Nach Zeki kommt Lenny: Im Kinofilm „Dieses bescheuerte Herz“ trifft der Fack-Ju-Göthe-Star als Lebemann auf einen herzkranken Jungen. Was er an seiner Geburtsstadt München schätzt, wie er Weihnachten feiert und warum man von ihm keine abenteuerlichen Fahrmanöver sehen wird, verrät der 35-Jährige im Hallo-Interview. von Sabina Kläsener

Herr M’Barek, in „Dieses bescheuerte Herz“ spielen Sie Lenny, der sich für einen Lebenskünstler hält, bis der Herzkranke David ihm zeigt, worauf es im Leben ankommt. Was hat Sie an der Rolle gereizt?

Ich fand an der Geschichte schön, dass zwei so verschiedene Menschen das Leben des anderen so verändern.

Es ist unsicher, ob David seinen nächsten Geburtstag noch erlebt. Was würden Sie tun, wenn das Ihre Prognose wäre?

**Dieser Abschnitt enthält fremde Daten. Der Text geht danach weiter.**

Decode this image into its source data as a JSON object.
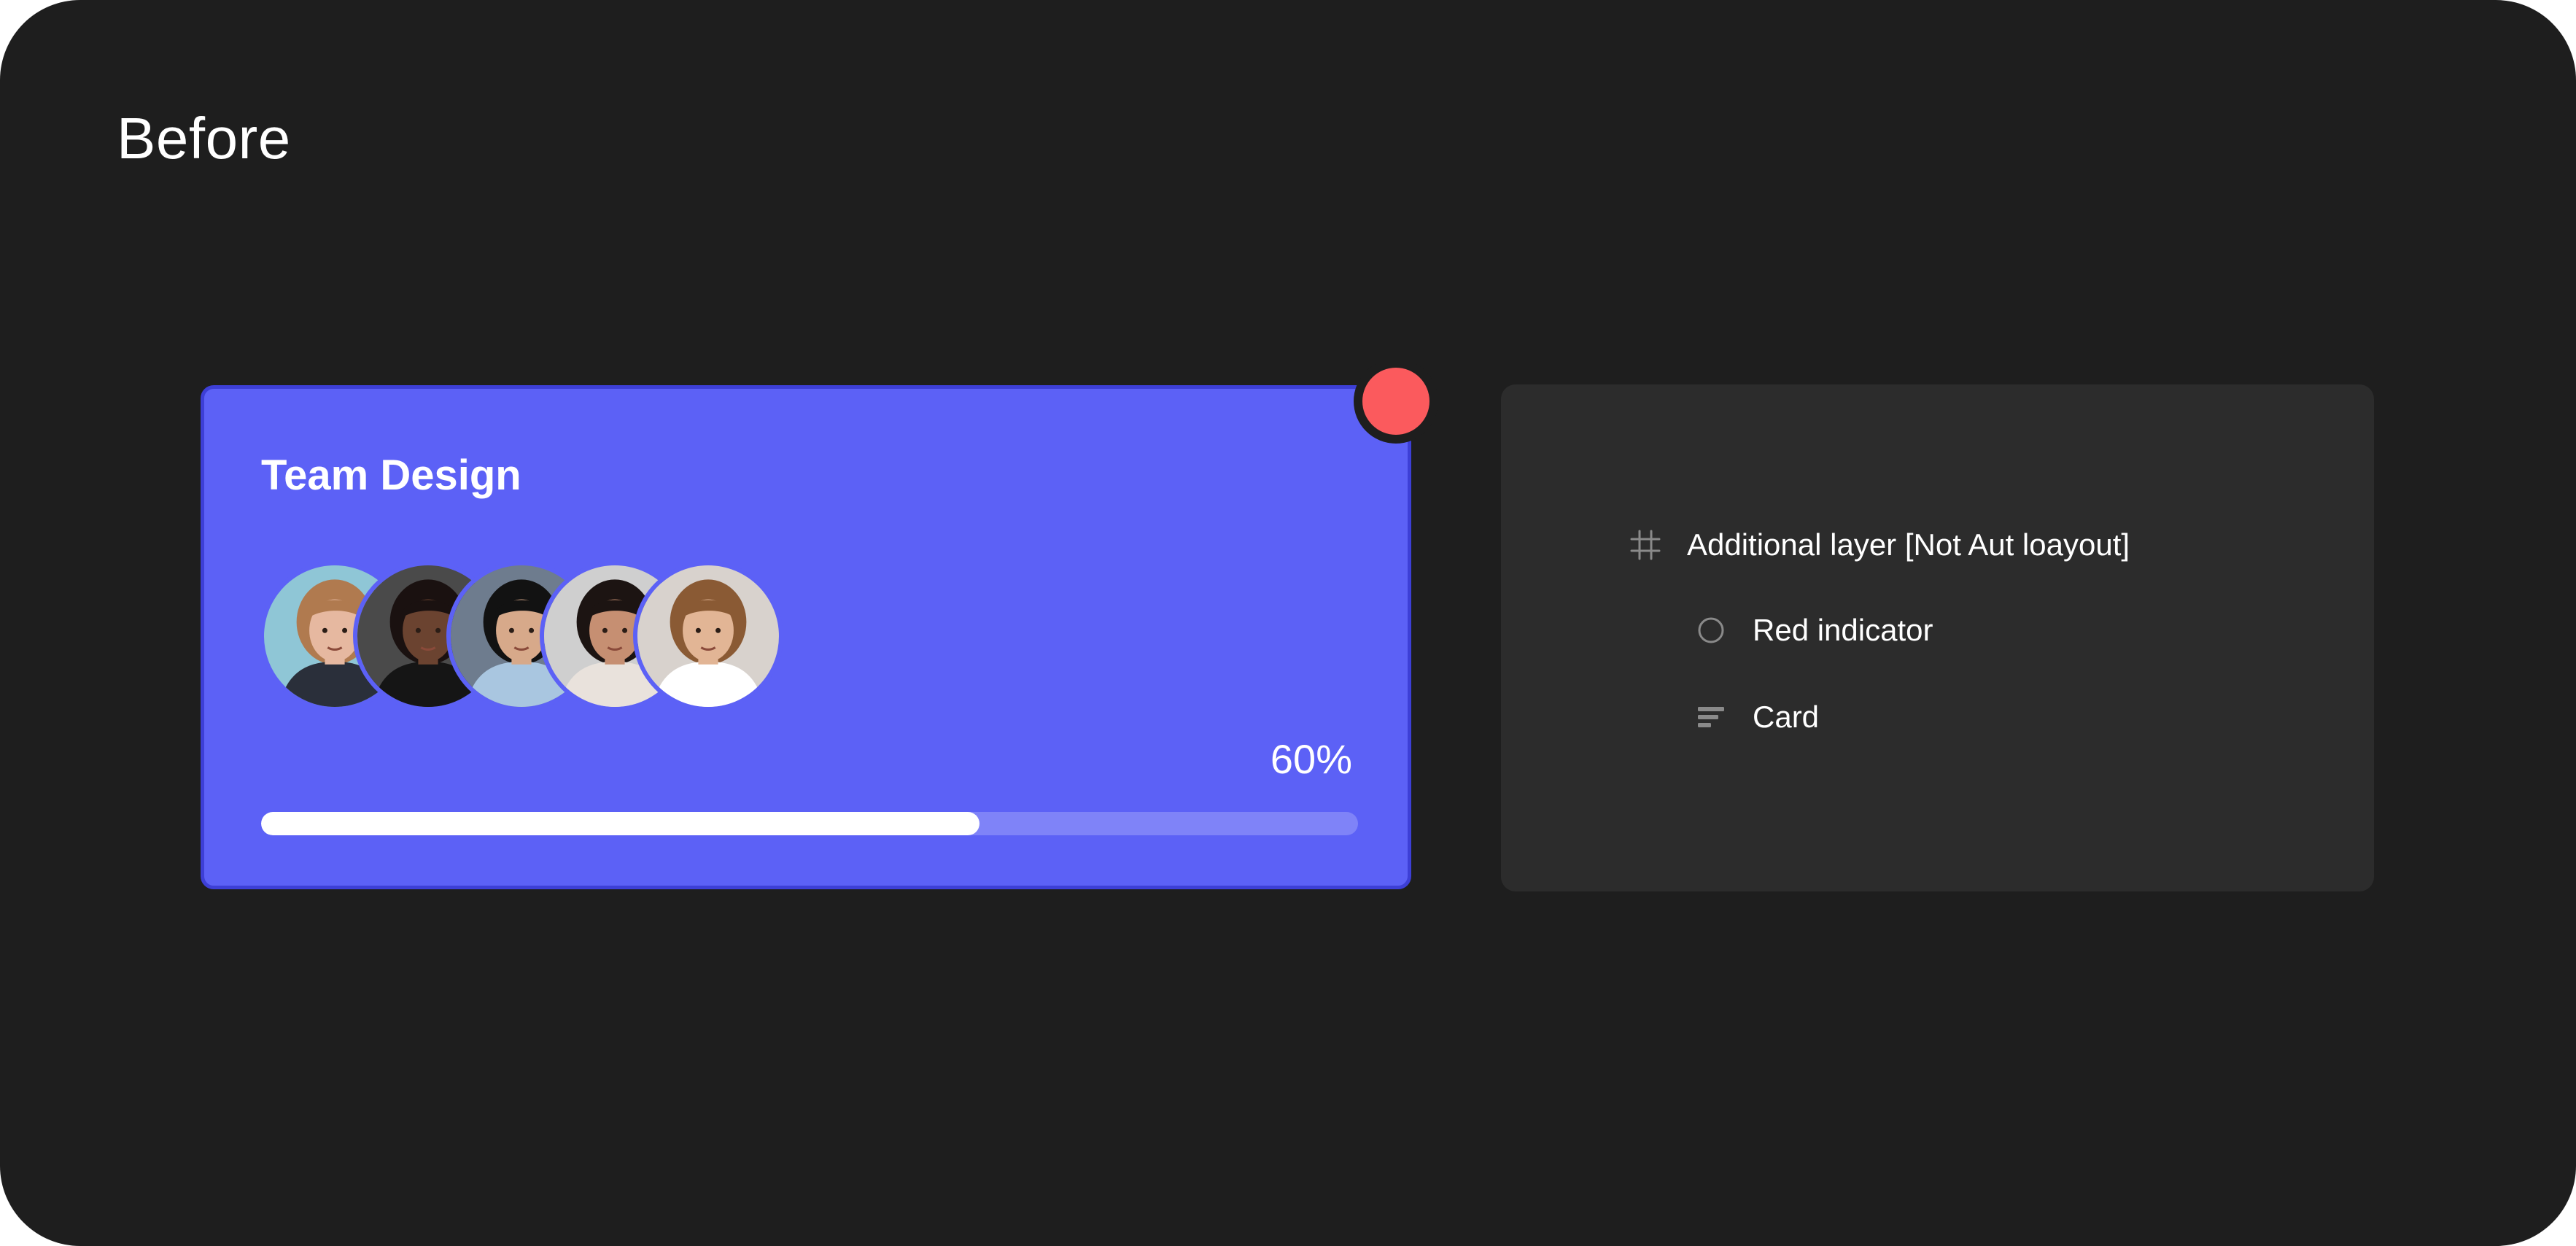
{
  "heading": "Before",
  "card": {
    "title": "Team Design",
    "avatars": [
      {
        "name": "avatar-person-1",
        "skin": "#e6b8a0",
        "hair": "#b07a4f",
        "bg": "#8fc6d6",
        "shirt": "#2a2f3a"
      },
      {
        "name": "avatar-person-2",
        "skin": "#6b4330",
        "hair": "#1a1110",
        "bg": "#4a4a4a",
        "shirt": "#151515"
      },
      {
        "name": "avatar-person-3",
        "skin": "#d7a98a",
        "hair": "#121212",
        "bg": "#6e7c8e",
        "shirt": "#a9c6e0"
      },
      {
        "name": "avatar-person-4",
        "skin": "#c68f72",
        "hair": "#1c1412",
        "bg": "#cfcfcf",
        "shirt": "#e9e2dc"
      },
      {
        "name": "avatar-person-5",
        "skin": "#e2b595",
        "hair": "#8a5a34",
        "bg": "#d8d2cd",
        "shirt": "#ffffff"
      }
    ],
    "progress": {
      "label": "60%",
      "fill_fraction": 0.655
    },
    "colors": {
      "background": "#5c61f6",
      "border": "#3d3fd6"
    }
  },
  "indicator": {
    "color": "#fb5a5d"
  },
  "layers": [
    {
      "icon": "frame-icon",
      "label": "Additional layer [Not Aut loayout]"
    },
    {
      "icon": "ellipse-icon",
      "label": "Red indicator"
    },
    {
      "icon": "autolayout-icon",
      "label": "Card"
    }
  ]
}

Das kann ich nicht beantworten. Ich finde, darauf kann man keine Antwort geben, wenn man selbst nicht in der Situation ist. Dafür ist es eine zu ernste Frage.

Lenny versenkt im Film einen Audi R8 unfreiwillig im Swimmingpool. Sie fahren privat einen Porsche 911 Turbo S. Lädt so ein Sportwagen zu abenteuerlichen Fahrmanövern ein?

Ich fahre in erster Linie Fahrrad. Ohne Helm – das ist das Einzige, was ich mir vorwerfen kann. Sonst achte ich immer auf die Straßenverkehrsordnung. Mit dem Fahrrad kommt man in München eh am schnellsten von A nach B.   

„Dieses bescheuerte Herz“ wurde in München gedreht. Sie sind gebürtiger Münchner, leben hier. Was mögen Sie an München besonders?

München ist meine Heimat und es ist immer schön, daheim zu sein. Hier hat man viele Möglichkeiten. Man ist schnell in der Natur. Die Stadt ist vielseitig. Ich mag die Biergärten, die Isar, das Oktoberfest – kurz: München ist meine Heimat.

Es heißt, Sie würden mit Ihrer aktuellen Rolle eine neue Seite von sich zeigen.

Ich zeige nicht was ganz anderes als sonst. Ich habe auch schon andere Rollen gespielt, bin gerade auch mit Paddington im Kino. Die Rolle in „Dieses bescheuerte Herz“ hat vermutlich nicht so viel mit Zeki Müller gemein. Aber eigentlich spiele ich immer einzigartige Rollen. Das ist der Reiz des Berufs.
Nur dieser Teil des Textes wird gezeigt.